The system favors corporations as they have tons of money and they know that Youtubers are not willing to sue. If you want to file a DMCA complaint, then you are saying under oath that you made a good faith investigation on the Fair Use compliance of the material that you filed the complaint on. Filing a DMCA complaint on a video that did not show any images or video footage on the copyrighted material is not a good faith report.
That's all well and good, but my point is that what consequences are there for filing a DMCA complaint in error? What is the legal "harm" and what are the claimant's liabilities? I can't see them being much, if anything.
At the very least there would need to be a full legal test of the merits of each disputed claim, which obviously isn't going to be cheap and not necessarily cut-and-dried in anyone's favor. I mean it could be a question as to whether the take-down was issued in the good-faith belief that it was infringing their IP, and even though it was subsequently found NOT to be the case, at the end of the day it was still just the IP holder asserting their moral and legal right to defending their property.

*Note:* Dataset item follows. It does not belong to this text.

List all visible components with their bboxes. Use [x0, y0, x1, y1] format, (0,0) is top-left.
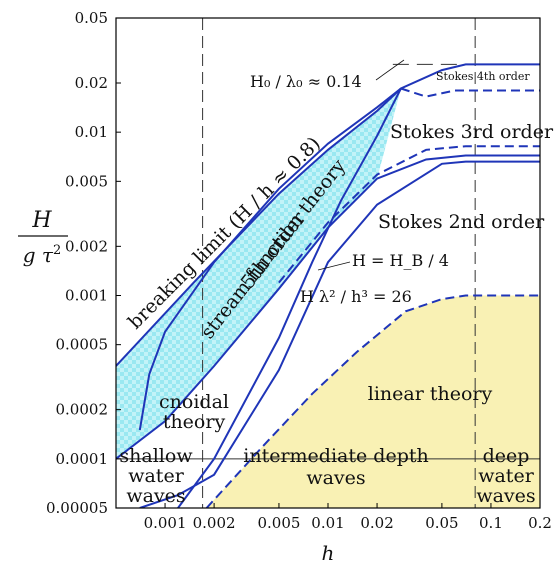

Point being I can't see it being at all easy to prove the issuer of the DMCA notice was acting in bad faith, even if they were in error. And as they weren't directly responsible for any damages incurred as result of the copyright strike, i.e. channel suspension, I don't see how they could be held culpable.
Basically you'd have to beat YouTube, to get at the alleged "gagging" party (Sony) in a case like this. That sounds kinda unwinnable to me.